Anotem: Em janeiro chove. Muito!

Quando se é muito novo a gente não presta atenção em certas coisas. Por descaso, egoísmo, outros interesses enfim. Entretanto há momentos em que a vida nos chacoalha e marca uma data, um mês. Especificamente, estou recordando um fato ocorrido em Janeiro de 1979. Eu morava na Vila Luzita, em Santo André, no ABC Paulista. Recebemos um pedido de socorro desesperado. Um desastre decorrente das fortes chuvas provocou o desabamento de várias residências. Havia muitas vítimas. Algumas mortes.

No local do acidente presenciei algo que apagou o número exato de vítimas, de acidentados, de perdas. Sob um imenso monte de lama estavam duas crianças. Soterradas junto com móveis e paredes de madeira de um barraco que fora o lar de uma família. O pai, cautelosamente, ajudava os bombeiros no resgate. A mãe, como só as mães conseguem, mantinha um fio de esperança de encontrar os filhos com vida. Em vão.

De 1979 até hoje, 44 anos, desconheço meses de janeiro e fevereiro sem os tais “acidentes” decorrentes das chuvas. E há 44 anos, testemunho, se propaga via imprensa que são imprevisíveis. As chuvas são previsíveis! Os acidentes também. Todavia, um subtexto horroroso coloca a culpa no tempo, nas tempestades, nas águas que abastecem nossos rios, que enchem nossas represas, que refrescam nosso corpo e saciam nossa sede.

Nesse exato momento as vítimas do litoral paulista disputam atenção da opinião pública com o carnaval, com o BBB. E com a Guerra da Ucrânia, que levou bilhões monetários dos países dito civilizados, mas que não conseguem enviar quantia similar para resolver a fome e a moradia de gente que acaba tendo encostas perigosas para morar. Vieram líderes políticos de diferentes esferas. Disseram presente! E toca a prometer mudanças.

Quero destacar uma “solução” apresentada pelo Ministro da Integração e Desenvolvimento Regional, Waldez Góes: colocar sirenas que serão acionadas mediante a aproximação de tempestade.
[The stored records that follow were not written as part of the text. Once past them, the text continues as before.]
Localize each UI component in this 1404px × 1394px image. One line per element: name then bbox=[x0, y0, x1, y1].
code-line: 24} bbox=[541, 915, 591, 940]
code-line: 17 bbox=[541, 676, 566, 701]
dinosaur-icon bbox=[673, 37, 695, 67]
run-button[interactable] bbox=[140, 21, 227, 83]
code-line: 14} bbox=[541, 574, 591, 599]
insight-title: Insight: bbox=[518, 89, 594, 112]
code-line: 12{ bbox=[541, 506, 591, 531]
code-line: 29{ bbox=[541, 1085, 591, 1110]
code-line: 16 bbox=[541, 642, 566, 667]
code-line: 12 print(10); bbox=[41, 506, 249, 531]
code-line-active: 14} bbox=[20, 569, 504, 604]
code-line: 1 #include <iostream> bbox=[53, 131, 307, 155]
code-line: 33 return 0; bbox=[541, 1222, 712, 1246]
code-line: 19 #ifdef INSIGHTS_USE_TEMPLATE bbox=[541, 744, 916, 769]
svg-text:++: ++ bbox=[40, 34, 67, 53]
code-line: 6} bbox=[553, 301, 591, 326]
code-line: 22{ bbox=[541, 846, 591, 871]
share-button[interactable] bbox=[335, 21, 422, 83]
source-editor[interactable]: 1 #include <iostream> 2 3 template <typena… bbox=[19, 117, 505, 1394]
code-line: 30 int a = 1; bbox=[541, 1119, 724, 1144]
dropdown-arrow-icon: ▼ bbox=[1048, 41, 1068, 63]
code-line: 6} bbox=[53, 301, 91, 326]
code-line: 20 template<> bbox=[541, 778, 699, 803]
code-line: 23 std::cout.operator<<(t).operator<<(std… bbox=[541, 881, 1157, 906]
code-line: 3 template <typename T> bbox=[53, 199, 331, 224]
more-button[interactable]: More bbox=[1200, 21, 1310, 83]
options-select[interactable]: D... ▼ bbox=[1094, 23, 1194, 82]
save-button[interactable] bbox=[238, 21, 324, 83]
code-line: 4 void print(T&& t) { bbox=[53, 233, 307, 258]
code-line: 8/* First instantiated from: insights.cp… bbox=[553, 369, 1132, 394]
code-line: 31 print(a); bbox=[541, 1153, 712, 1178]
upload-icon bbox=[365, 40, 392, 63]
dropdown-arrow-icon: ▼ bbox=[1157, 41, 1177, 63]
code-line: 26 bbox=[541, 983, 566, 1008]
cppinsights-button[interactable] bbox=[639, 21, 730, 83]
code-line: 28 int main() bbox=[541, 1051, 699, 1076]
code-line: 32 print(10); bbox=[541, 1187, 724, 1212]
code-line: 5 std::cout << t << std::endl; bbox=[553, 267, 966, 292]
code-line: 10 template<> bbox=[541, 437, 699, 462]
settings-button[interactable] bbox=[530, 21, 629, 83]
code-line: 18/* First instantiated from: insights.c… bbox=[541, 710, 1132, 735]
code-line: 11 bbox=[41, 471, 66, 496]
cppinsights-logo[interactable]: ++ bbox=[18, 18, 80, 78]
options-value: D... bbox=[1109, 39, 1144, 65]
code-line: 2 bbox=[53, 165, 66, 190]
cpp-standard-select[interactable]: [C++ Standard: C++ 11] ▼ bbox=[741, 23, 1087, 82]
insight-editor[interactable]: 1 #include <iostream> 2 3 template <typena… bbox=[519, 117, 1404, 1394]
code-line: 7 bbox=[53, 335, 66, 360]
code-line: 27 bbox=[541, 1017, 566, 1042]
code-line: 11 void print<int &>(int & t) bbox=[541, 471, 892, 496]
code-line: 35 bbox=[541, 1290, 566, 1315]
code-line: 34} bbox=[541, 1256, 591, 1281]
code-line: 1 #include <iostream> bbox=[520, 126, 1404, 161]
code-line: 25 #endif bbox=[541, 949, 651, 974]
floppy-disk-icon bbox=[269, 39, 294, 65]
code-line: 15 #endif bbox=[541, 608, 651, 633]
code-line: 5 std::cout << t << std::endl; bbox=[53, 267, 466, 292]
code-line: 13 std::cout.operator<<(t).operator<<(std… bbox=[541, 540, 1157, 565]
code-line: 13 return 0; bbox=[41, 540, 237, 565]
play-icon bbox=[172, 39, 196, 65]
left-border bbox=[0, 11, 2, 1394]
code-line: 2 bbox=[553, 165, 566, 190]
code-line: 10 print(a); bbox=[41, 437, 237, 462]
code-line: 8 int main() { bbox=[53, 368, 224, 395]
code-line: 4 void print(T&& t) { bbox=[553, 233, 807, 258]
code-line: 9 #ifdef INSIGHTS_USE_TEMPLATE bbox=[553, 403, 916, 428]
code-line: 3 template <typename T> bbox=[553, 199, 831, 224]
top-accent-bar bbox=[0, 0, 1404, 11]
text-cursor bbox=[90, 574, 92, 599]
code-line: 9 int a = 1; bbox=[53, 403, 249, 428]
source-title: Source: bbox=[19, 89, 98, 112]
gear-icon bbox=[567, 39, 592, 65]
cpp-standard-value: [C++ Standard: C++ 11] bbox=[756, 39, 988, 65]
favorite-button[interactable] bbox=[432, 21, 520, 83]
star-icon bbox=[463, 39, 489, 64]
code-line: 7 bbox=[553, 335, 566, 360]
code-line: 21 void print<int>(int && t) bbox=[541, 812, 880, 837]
E pensei com meus botões que as sirenas que avisam a aproximação de aviões durante guerras não impedem o estrago provocado pelo que trazem: bombardeiros mortíferos. Caríssimo ministro: Parabéns pela ideia! Mas, por gentileza, pode melhorar? Pois para sugestões do tipo, eu mesmo posso me tornar ministro.

Dentre os animais, diz a ciência, somos os únicos que provocamos o que nos mata: desmatamos, sujamos mares, rios e lagos, jogamos veneno em nossas lavouras, acabamos com florestas e a diversidade ambiental em favor de monoculturas… Tudo isso e muito mais que por aqui vem ocorrendo há mais de 44 anos. A terrinha foi invadida por depredadores portugueses que vieram para desmatar, buscar ouro, escravizar gente que, em seguida, foi relegada ao tempo, ao vento, às tempestades. Temos mais de 500 anos de problemas que são jogados para depois.

Janeiro. Triste janeiro no litoral paulista. Alguém que não conheço citou As Memórias Póstumas de Brás Cubas, de Machado de Assis, cuja dedicatória sempre me divertiu:

Ao verme que primeiro roeu as frias carnes

do meu cadáver dedico como saudosa lembrança

estas Memórias Póstumas.

Caríssimo Machado, creio que a passagem humana pelo planeta não deixará nem mesmo os vermes. O mês de janeiro me leva para outra frase, dessa mesma obra que li pela primeira vez quando não pensava em “desastres naturais”:

Não tive filhos, não transmiti a nenhuma criatura o legado da nossa miséria.

Nem por isso deixo de estar triste. Pessoas perderam seus filhos. E muitos pais que detêm os meios de solucionar questões têm seus filhos. Esses, poderosos, parece que se importam pouquíssimo com os filhos alheios. E só para ficar nesse primeiro mês do ano, cabe terminar este enviando informação importantíssima aos nossos dirigentes: Em janeiro do próximo ano teremos chuva. Muita chuva. Anotem aí: Chuva forte em janeiro! E fevereiro também.

3 comentários sobre “Anotem: Em janeiro chove. Muito!

  1. Walcenis

    Muita prosa e nenhuma ação concreta. Passa ano e entra ano e não aparece nenhum salvador da pátria para solucionar ou pelo menos aliviar o problema. Programa… Cadê? Planejamento… Nada. Aguardemos então, o próximo desastre onde apenas o ambienta é o culpado. E soluções enganadoras de míseros $$$$ … ofertados pelos governantes e o trabalho exaustivo dos envolvidos de coração, parecem ser a única solução.